Holofernes lädt Judit zu seinem Trinkgelage
10Am vierten Tag veranstaltete Holofernes ein Trinkgelage im engsten Kreis seiner Vertrauten. Von den Männern, die sonst bei seinen Gelagen dabei waren, durfte keiner teilnehmen. 11Dem Eunuchen Bagoas, der mit den persönlichen Angelegenheiten des Feldherrn betraut war, sagte er: »Geh zu der hebräischen Frau, für deren Wohlergehen ich dich verantwortlich gemacht habe. Überrede sie, zu uns zu kommen und mit uns zu essen und zu trinken. 12Es wäre ja eine Schande für uns, wenn wir ein solches Prachtweib laufen ließen, ohne mit ihr zusammen gewesen zu sein. Wenn wir sie uns nicht nehmen, lacht sie uns noch aus!«
13Also ging Bagoas zu Judit und sagte zu ihr: »Schönes Mädchen, komm mit hinüber zu meinem Herrn, zögere nicht! Es ist eine große Ehre für dich! Du sollst heute mit uns trinken und fröhlich sein und den Assyrerinnen gleich werden, die im Palast Nebukadnezzars leben und ihm zu Dienst stehen!«
14Judit antwortete: »Wie könnte ich meinem Herrn etwas ausschlagen? Ich bin bereit und tue alles, was er sich wünscht. Die Erinnerung an diese Nacht wird mich mit Jubel erfüllen bis zum Tag meines Todes.«
15Judit stand auf und legte ihr Festkleid und ihren ganzen Schmuck an. Ihre Dienerin ging voraus ins Zelt des Feldherrn und breitete Holofernes gegenüber die Teppiche auf den Boden, die Judit von Bagoas erhalten hatte und auf denen sie ihre Mahlzeiten zu sich nahm. 16Dann ging Judit hinein und nahm auf ihnen Platz.
Holofernes’ Herz schlug schneller bei ihrem Anblick; sein ganzes Inneres geriet in Aufruhr und er war gierig danach, sie zu besitzen. Seit dem Tag, an dem er sie zum ersten Mal sah, hatte er nur auf eine Gelegenheit gewartet, sie verführen zu können.

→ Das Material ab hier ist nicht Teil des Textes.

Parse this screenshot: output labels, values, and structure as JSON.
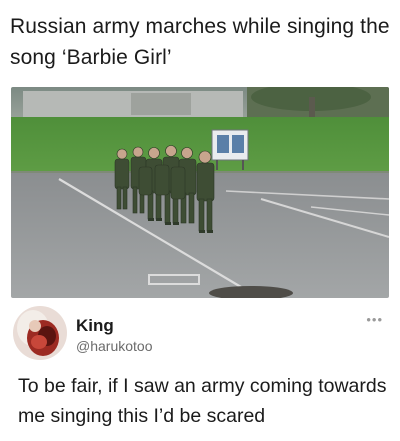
{
  "caption": {
    "text": "Russian army marches while singing the song ‘Barbie Girl’"
  },
  "tweet": {
    "display_name": "King",
    "handle": "@harukotoo",
    "more_icon": "more-options-icon",
    "text": "To be fair, if I saw an army coming towards me singing this I’d be scared"
  },
  "photo": {
    "subject": "soldiers-marching-photo"
  }
}
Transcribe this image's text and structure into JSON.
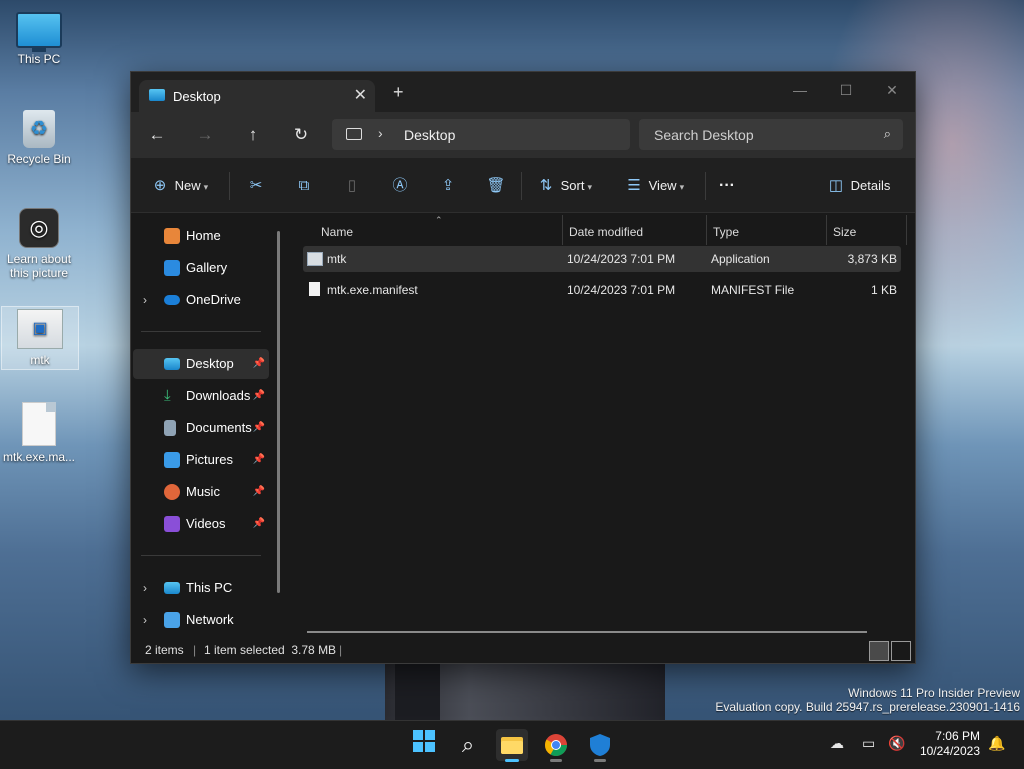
{
  "desktop": {
    "icons": [
      {
        "label": "This PC",
        "icon": "monitor-icon"
      },
      {
        "label": "Recycle Bin",
        "icon": "recycle-bin-icon"
      },
      {
        "label": "Learn about this picture",
        "icon": "camera-icon"
      },
      {
        "label": "mtk",
        "icon": "application-icon"
      },
      {
        "label": "mtk.exe.ma...",
        "icon": "file-icon"
      }
    ],
    "watermark": {
      "line1": "Windows 11 Pro Insider Preview",
      "line2": "Evaluation copy. Build 25947.rs_prerelease.230901-1416"
    }
  },
  "window": {
    "tab_title": "Desktop",
    "nav": {
      "breadcrumb": "Desktop",
      "search_placeholder": "Search Desktop"
    },
    "commands": {
      "new_label": "New",
      "sort_label": "Sort",
      "view_label": "View",
      "more_label": "···",
      "details_label": "Details"
    },
    "sidebar": {
      "quick": [
        {
          "label": "Home"
        },
        {
          "label": "Gallery"
        },
        {
          "label": "OneDrive"
        }
      ],
      "pinned": [
        {
          "label": "Desktop"
        },
        {
          "label": "Downloads"
        },
        {
          "label": "Documents"
        },
        {
          "label": "Pictures"
        },
        {
          "label": "Music"
        },
        {
          "label": "Videos"
        }
      ],
      "devices": [
        {
          "label": "This PC"
        },
        {
          "label": "Network"
        }
      ]
    },
    "columns": [
      "Name",
      "Date modified",
      "Type",
      "Size"
    ],
    "files": [
      {
        "name": "mtk",
        "date": "10/24/2023 7:01 PM",
        "type": "Application",
        "size": "3,873 KB",
        "selected": true
      },
      {
        "name": "mtk.exe.manifest",
        "date": "10/24/2023 7:01 PM",
        "type": "MANIFEST File",
        "size": "1 KB",
        "selected": false
      }
    ],
    "status": {
      "count": "2 items",
      "selection": "1 item selected  3.78 MB"
    }
  },
  "taskbar": {
    "time": "7:06 PM",
    "date": "10/24/2023"
  },
  "colors": {
    "accent": "#8ec8f7",
    "window_bg": "#191919",
    "selection": "#333333"
  }
}
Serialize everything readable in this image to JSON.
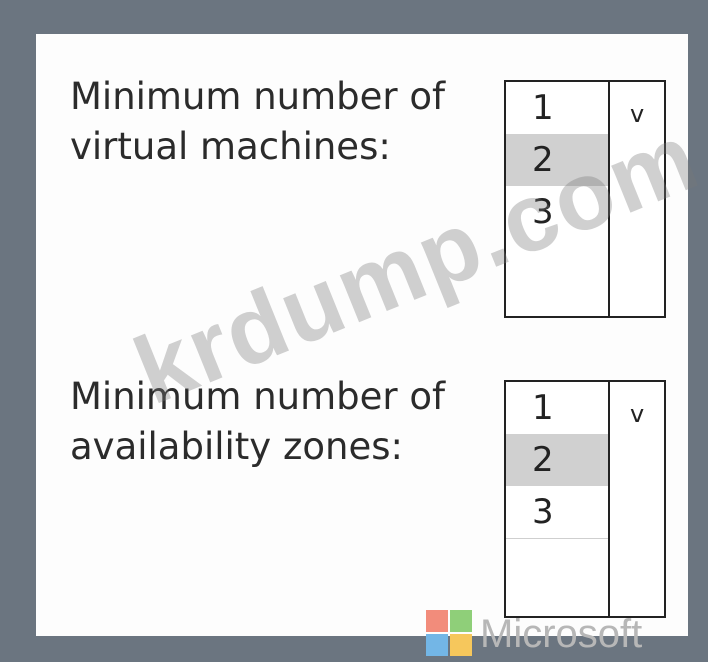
{
  "questions": [
    {
      "label": "Minimum number of virtual machines:",
      "options": [
        "1",
        "2",
        "3"
      ],
      "selected": "2"
    },
    {
      "label": "Minimum number of availability zones:",
      "options": [
        "1",
        "2",
        "3"
      ],
      "selected": "2"
    }
  ],
  "watermark": "krdump.com",
  "branding": {
    "logo_text": "Microsoft"
  },
  "icons": {
    "dropdown_arrow": "chevron-down-icon"
  },
  "colors": {
    "frame": "#6b7580",
    "selected_option": "#d0d0d0",
    "logo_red": "#f28c7b",
    "logo_green": "#8fcf79",
    "logo_blue": "#73b6e6",
    "logo_yellow": "#f6c75c"
  }
}
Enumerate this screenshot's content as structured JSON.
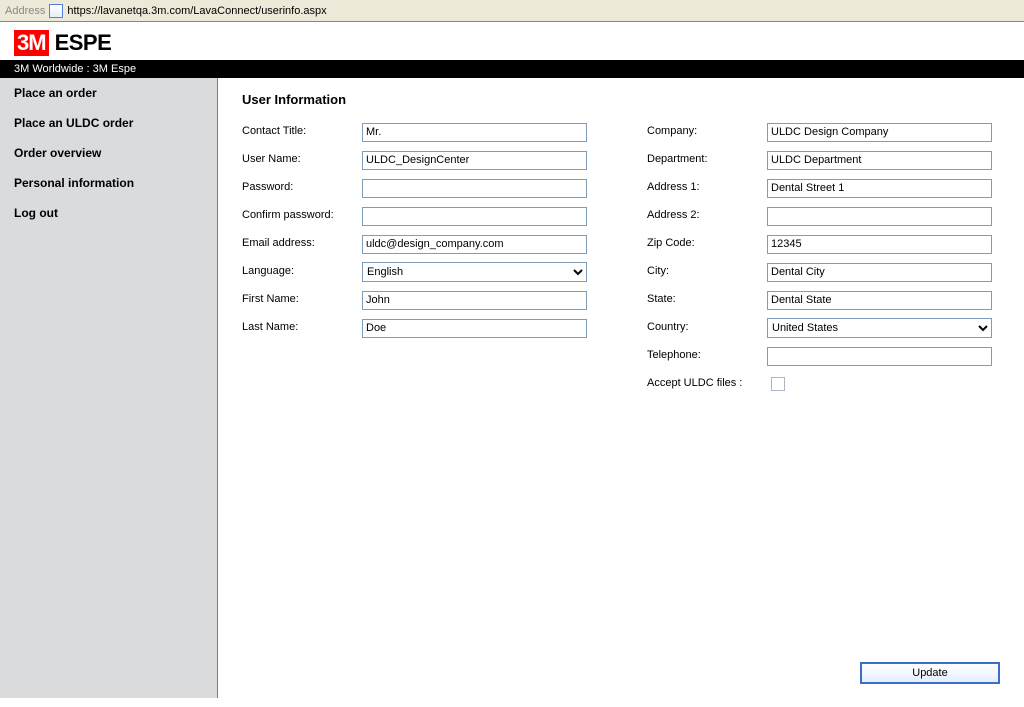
{
  "addressbar": {
    "label": "Address",
    "url": "https://lavanetqa.3m.com/LavaConnect/userinfo.aspx"
  },
  "logo": {
    "three_m": "3M",
    "espe": "ESPE"
  },
  "worldwide_bar": "3M Worldwide : 3M Espe",
  "sidebar": {
    "items": [
      {
        "label": "Place an order"
      },
      {
        "label": "Place an ULDC order"
      },
      {
        "label": "Order overview"
      },
      {
        "label": "Personal information"
      },
      {
        "label": "Log out"
      }
    ]
  },
  "page_title": "User Information",
  "left_labels": {
    "contact_title": "Contact Title:",
    "user_name": "User Name:",
    "password": "Password:",
    "confirm_password": "Confirm password:",
    "email": "Email address:",
    "language": "Language:",
    "first_name": "First Name:",
    "last_name": "Last Name:"
  },
  "left_values": {
    "contact_title": "Mr.",
    "user_name": "ULDC_DesignCenter",
    "password": "",
    "confirm_password": "",
    "email": "uldc@design_company.com",
    "language": "English",
    "first_name": "John",
    "last_name": "Doe"
  },
  "right_labels": {
    "company": "Company:",
    "department": "Department:",
    "address1": "Address 1:",
    "address2": "Address 2:",
    "zip": "Zip Code:",
    "city": "City:",
    "state": "State:",
    "country": "Country:",
    "telephone": "Telephone:",
    "accept_uldc": "Accept ULDC files :"
  },
  "right_values": {
    "company": "ULDC Design Company",
    "department": "ULDC Department",
    "address1": "Dental Street 1",
    "address2": "",
    "zip": "12345",
    "city": "Dental City",
    "state": "Dental State",
    "country": "United States",
    "telephone": "",
    "accept_uldc": false
  },
  "buttons": {
    "update": "Update"
  }
}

17»Komm, trink mit uns, damit du fröhlich wirst!«, sagte er zu ihr 18und Judit antwortete: »Ja, Herr, trinken will ich; denn noch nie in meinem Leben bin ich so geehrt worden wie heute!«
19Sie griff zu und aß und trank unter Holofernes’ Augen, was ihre Dienerin ihr zubereitet hatte. 20Holofernes aber kam durch Judits Anblick immer mehr in Stimmung und trank so viel Wein, wie er noch nie in seinem Leben an einem Tag getrunken hatte.